The case is one in a sprawling battle over the way the 2020 election will be conducted. A swift decision is likely because absentee voting starts Sept. 18.
This lawsuit involves restrictions on help voters can get to read or mark a ballot if there are language barriers or a disability; a long-standing law limits a person from assisting more than three voters in a given election. A separate law poses the same limit on collection or delivery of absentee ballots.
The national and Minnesota Republican parties have appealed the Ramsey County District Court ruling that put the laws on hold. Attorney John Gore told justices they serve a vital purpose and shouldn’t be upended now.
“It’s simply too late in the game to be changing the rules of the election this close to an election because there’s an inordinate risk of voter confusion and loss of confidence in the integrity of Minnesota’s elections if the rules can be changed so late in the game,” Gore said.

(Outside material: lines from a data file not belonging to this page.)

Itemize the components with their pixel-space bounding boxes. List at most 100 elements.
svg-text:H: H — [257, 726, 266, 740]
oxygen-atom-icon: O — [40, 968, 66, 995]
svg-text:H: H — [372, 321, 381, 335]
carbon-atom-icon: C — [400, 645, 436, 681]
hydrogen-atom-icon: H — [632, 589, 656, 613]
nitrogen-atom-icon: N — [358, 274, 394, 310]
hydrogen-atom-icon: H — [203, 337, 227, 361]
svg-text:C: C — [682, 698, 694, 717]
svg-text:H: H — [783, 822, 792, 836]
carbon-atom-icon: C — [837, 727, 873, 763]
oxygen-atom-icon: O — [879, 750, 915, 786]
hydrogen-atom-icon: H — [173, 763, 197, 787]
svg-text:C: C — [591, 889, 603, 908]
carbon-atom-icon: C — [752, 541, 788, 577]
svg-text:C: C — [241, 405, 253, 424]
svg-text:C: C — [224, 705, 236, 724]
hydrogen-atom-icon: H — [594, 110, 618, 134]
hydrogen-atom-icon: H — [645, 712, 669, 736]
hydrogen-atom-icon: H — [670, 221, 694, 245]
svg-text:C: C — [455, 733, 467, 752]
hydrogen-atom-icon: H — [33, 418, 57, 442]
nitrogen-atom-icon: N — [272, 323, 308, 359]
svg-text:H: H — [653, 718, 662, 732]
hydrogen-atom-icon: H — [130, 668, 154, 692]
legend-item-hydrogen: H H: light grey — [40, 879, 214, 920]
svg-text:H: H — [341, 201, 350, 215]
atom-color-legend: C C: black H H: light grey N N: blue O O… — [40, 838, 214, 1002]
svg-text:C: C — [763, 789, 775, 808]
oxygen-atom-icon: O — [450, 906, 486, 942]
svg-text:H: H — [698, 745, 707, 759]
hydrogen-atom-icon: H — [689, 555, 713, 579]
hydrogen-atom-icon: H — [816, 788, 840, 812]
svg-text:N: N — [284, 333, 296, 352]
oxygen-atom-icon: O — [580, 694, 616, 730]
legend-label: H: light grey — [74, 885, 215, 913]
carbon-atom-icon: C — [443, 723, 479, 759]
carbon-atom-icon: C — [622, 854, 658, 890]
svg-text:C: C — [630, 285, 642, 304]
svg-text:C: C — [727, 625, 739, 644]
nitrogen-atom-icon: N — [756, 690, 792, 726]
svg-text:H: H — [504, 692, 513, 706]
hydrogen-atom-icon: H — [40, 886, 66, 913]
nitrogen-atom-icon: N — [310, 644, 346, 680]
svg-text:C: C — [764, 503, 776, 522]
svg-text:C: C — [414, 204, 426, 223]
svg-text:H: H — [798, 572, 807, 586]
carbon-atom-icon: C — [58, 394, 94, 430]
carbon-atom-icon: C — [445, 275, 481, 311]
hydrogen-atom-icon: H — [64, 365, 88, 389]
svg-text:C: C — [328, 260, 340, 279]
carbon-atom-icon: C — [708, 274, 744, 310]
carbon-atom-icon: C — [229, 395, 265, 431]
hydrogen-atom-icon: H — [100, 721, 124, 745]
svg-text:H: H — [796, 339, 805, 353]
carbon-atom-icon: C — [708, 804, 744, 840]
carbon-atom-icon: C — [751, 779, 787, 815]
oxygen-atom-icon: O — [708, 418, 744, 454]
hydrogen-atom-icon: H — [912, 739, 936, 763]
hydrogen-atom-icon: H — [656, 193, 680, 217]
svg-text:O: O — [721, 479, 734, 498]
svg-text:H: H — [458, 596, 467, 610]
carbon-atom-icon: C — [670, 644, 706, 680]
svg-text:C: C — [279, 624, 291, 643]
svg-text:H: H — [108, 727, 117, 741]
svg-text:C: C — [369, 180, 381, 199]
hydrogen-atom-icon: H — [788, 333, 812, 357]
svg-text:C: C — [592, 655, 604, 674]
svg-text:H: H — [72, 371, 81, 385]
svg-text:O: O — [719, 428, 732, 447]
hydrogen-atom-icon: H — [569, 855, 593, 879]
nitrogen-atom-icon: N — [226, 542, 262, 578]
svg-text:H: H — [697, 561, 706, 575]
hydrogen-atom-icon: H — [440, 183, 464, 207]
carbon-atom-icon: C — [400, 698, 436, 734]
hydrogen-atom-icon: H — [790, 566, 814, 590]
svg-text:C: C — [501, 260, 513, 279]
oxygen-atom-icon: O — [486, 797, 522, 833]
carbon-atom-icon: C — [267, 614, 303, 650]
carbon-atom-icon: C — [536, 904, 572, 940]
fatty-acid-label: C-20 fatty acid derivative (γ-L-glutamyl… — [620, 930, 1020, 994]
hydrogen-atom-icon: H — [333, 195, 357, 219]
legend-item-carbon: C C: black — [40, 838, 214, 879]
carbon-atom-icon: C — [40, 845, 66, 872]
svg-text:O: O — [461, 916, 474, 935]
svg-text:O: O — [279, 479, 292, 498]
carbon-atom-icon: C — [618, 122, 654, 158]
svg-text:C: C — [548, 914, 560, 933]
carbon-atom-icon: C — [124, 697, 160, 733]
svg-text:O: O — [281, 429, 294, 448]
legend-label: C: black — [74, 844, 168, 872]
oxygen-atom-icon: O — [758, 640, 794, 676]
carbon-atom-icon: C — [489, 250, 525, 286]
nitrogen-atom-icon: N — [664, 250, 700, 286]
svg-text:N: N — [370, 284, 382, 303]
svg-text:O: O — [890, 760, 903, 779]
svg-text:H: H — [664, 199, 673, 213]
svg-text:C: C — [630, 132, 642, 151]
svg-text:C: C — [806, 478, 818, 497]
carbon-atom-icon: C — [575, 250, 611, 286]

Justice Margaret Chutich said federal voting rights laws contemplate that some voters need assistance and waiting for one to experience harm could be too late. She offered the example of a multigenerational Hmong family where one person speaks English and wants to help other members of the household but is bound by the limits.
“We can envision these direct conflicts where Minnesota is, it seems to me, impermissibly narrowing the federal act,” she said.
Gore said it’s up to the Democrats, who initially sued to stop enforcement, to prove that the laws have unduly burdened people from casting ballots.
He appeared to have an ally in Chief Justice Lorie Gildea, who pressed Democratic attorney Bruce Spiva on the point.
“If there really was an impact on voters it just doesn’t seem to me to be difficult for your client, who after all is the plaintiff and has the burden of proof here, to find a voter from 20 years ago or two years ago to come forward and say, ‘I couldn’t vote,’” Gildea said to Spiva. “And that’s troubling to me.”
Spiva said federal law doesn’t require such a demonstration and urged that justices err on the side of easing election participation.
He said hundreds of thousands of voters, some who speak little or no English and others who have a physical disability, could be affected by the ruling.
“We don’t have to show absolute disenfranchisement,” Gore said. “Most of our evidence I think shows a pretty severe need and burden in these communities.”
Justice Gordon Moore questioned lawyers about whether the rules relaxation should be viewed differently in light of COVID-19. Voting by absentee ballot prior to Election Day is likely to be substantially higher this year as people seek to avoid crowded polling places.
“How should or should the court weigh the circumstances of the upcoming election, the pandemic, the concerns regarding the postal service that have been discussed?” Moore asked.
Gore noted that the case predates the outbreak of the coronavirus in Minnesota. He held election integrity up as the foremost concern.